Saturday 8 March 2014

In disgrace

Oh the shame! We went to the usual session today. We've missed the last two, but it's the same session we've been going to for over a year. It was mostly the same people: a good third of the session was the band, who had played elsewhere earlier in the day. I may have been tempted to play something new - the Bee or Magersfontein perhaps - but I played safe and stuck to tunes I can play in my sleep: My Home Town, Bonnie Galloway and Flett.

Reader, I fluffed all three. Home Town wasn't too dire and I held it together despite playing some utterly random notes in the middle. I had totally lost the bottom G - couldn't feel it with my finger at all - and having sat down and started in a hurry the bag was sitting wrongly under my arm. After a while I tried the second tune and again just fluffed whole bars, but managed to keep it going. Later I switched to D. Much fiddling with drones, but I totally lost it and had to abandon. It's a while since that has happened.

I wish I knew what makes me fluff so badly. I was nervous the moment I started: hands shaking and I got hotter and hotter, and yet, as I said, it was a session I know well with people I know well.

It may have been that I didn't initially get a seat and when I did there was a bit of a clamour for a tune, making me the focus of attention and also making me play before I was in the right frame of mind, perhaps. Once I fluff I get tense and worry about fluffing again.

It might have been that I really don't play enough with drones and am out of practice. I'm hardly out of practice with piping: I've played most days for two months. It may have been the appearance of another, much more competent, piper. Or perhaps the Monkey was distracted by France pipping Scotland to the post on the screen in the corner.

I don't know why it happens, but it's certainly shaming when it does.

Wednesday 5 March 2014

Rumours

I've not played for a few days. No particular reason, other than the usual limit to hours in the day and wanting to do other things more than I wanted to pipe.

Fiddling around with various tune pairings. Still having problems with associating tunes with their names, so the Professor decides to play tune A, the mice begin on tune B, but in the style of tune A, thanks to the "help" of the old prof. This generally means playing tunes faster or slower than I would normally. I do this a lot with McIntyre's Farewell. Now McIntyre could just be taking his leave after a visit, but somehow I have always assumed that this is his final farewell, and he has shuffled off this mortal coil. I therefore pay the tune lament-wise, slow and stately. But when I think I'm playing the Trail I play it good and fast, because the Trail is a jig.
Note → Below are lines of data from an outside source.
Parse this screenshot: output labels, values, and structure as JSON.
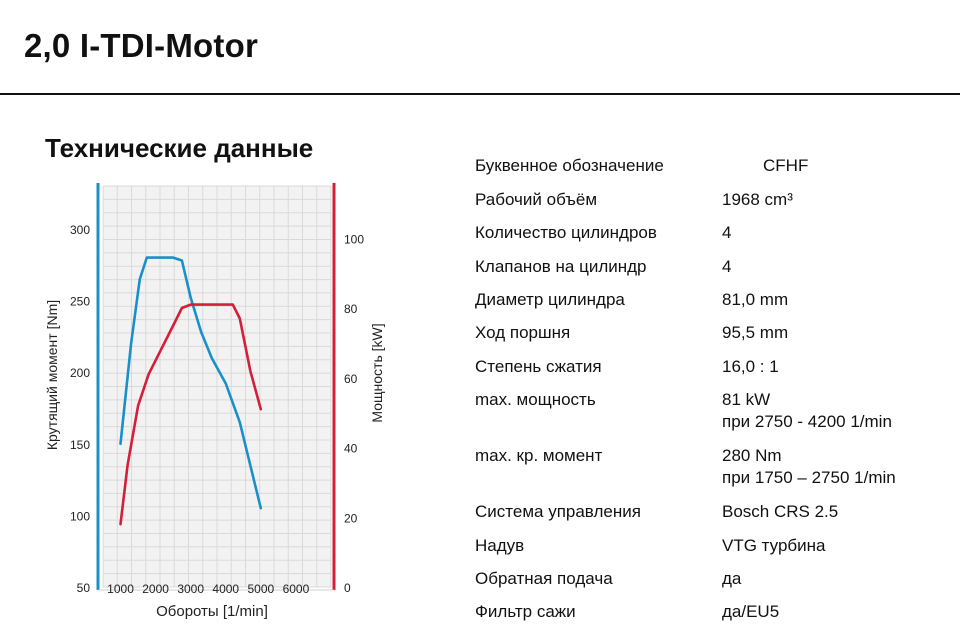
{
  "page_title": "2,0 I-TDI-Motor",
  "section_title": "Технические данные",
  "specs": [
    {
      "label": "Буквенное обозначение",
      "value": "CFHF",
      "sub": ""
    },
    {
      "label": "Рабочий объём",
      "value": "1968 cm³",
      "sub": ""
    },
    {
      "label": "Количество цилиндров",
      "value": "4",
      "sub": ""
    },
    {
      "label": "Клапанов на цилиндр",
      "value": "4",
      "sub": ""
    },
    {
      "label": "Диаметр цилиндра",
      "value": "81,0 mm",
      "sub": ""
    },
    {
      "label": "Ход поршня",
      "value": "95,5 mm",
      "sub": ""
    },
    {
      "label": "Степень сжатия",
      "value": "16,0 : 1",
      "sub": ""
    },
    {
      "label": "max. мощность",
      "value": "81 kW",
      "sub": "при 2750 - 4200 1/min"
    },
    {
      "label": "max. кр. момент",
      "value": "280 Nm",
      "sub": "при 1750 – 2750 1/min"
    },
    {
      "label": "Система управления",
      "value": "Bosch CRS 2.5",
      "sub": ""
    },
    {
      "label": "Надув",
      "value": "VTG турбина",
      "sub": ""
    },
    {
      "label": "Обратная подача",
      "value": "да",
      "sub": ""
    },
    {
      "label": "Фильтр сажи",
      "value": "да/EU5",
      "sub": ""
    }
  ],
  "chart_data": {
    "type": "line",
    "xlabel": "Обороты [1/min]",
    "ylabel_left": "Крутящий момент  [Nm]",
    "ylabel_right": "Мощность [kW]",
    "xlim": [
      500,
      7000
    ],
    "x_ticks": [
      1000,
      2000,
      3000,
      4000,
      5000,
      6000
    ],
    "ylim_left": [
      50,
      330
    ],
    "y_ticks_left": [
      50,
      100,
      150,
      200,
      250,
      300
    ],
    "ylim_right": [
      0,
      115
    ],
    "y_ticks_right": [
      0,
      20,
      40,
      60,
      80,
      100
    ],
    "grid": true,
    "colors": {
      "torque": "#1a8fc9",
      "power": "#d41f3a",
      "grid": "#d9d9d9",
      "plot_bg": "#f2f2f2"
    },
    "series": [
      {
        "key": "torque",
        "axis": "left",
        "x": [
          1000,
          1300,
          1550,
          1750,
          2000,
          2500,
          2750,
          3000,
          3300,
          3600,
          4000,
          4400,
          4700,
          5000
        ],
        "y": [
          150,
          220,
          265,
          280,
          280,
          280,
          278,
          252,
          228,
          210,
          192,
          165,
          135,
          105
        ]
      },
      {
        "key": "power",
        "axis": "right",
        "x": [
          1000,
          1200,
          1500,
          1800,
          2100,
          2500,
          2750,
          3000,
          3500,
          4200,
          4400,
          4700,
          5000
        ],
        "y": [
          18,
          35,
          52,
          61,
          67,
          75,
          80,
          81,
          81,
          81,
          77,
          62,
          51
        ]
      }
    ]
  }
}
I've always played the Trail then the Captain, because that's the order they appear in, in the book. But as the Trail speeds up  they work less well together in that order: fast to slow doesn't work for me. (Does it ever? I can't think of an example). So I wonder about playing Captain and the Farewell slowly together, but can't decide which would go first, and somehow ending one tune I can't recall the other. I have the same problem trying to put the Trail with Flett: I simply can't remember how the next tune goes. I even though about the Trail and Loch Bee but the moment it occurred to me every note of Bee was apparerently erased from my musical memory... Maybe this means these tunes don't want to belong together.

Then I play some tunes slower on A than I do on D and I wonder if some tunes might take different partners on A and D: I still like the thought of Flett and the Whaling Song, but only if played fast, and the Whale still doesn't feel right on A.

There's a session this weekend and I feel I should get some pairings sorted.

P.S. The mysterious tune that keeps morphing in to the Heights of Cassino turns out to be Balmacara (or possible the Falls because I'm still not sure which is which).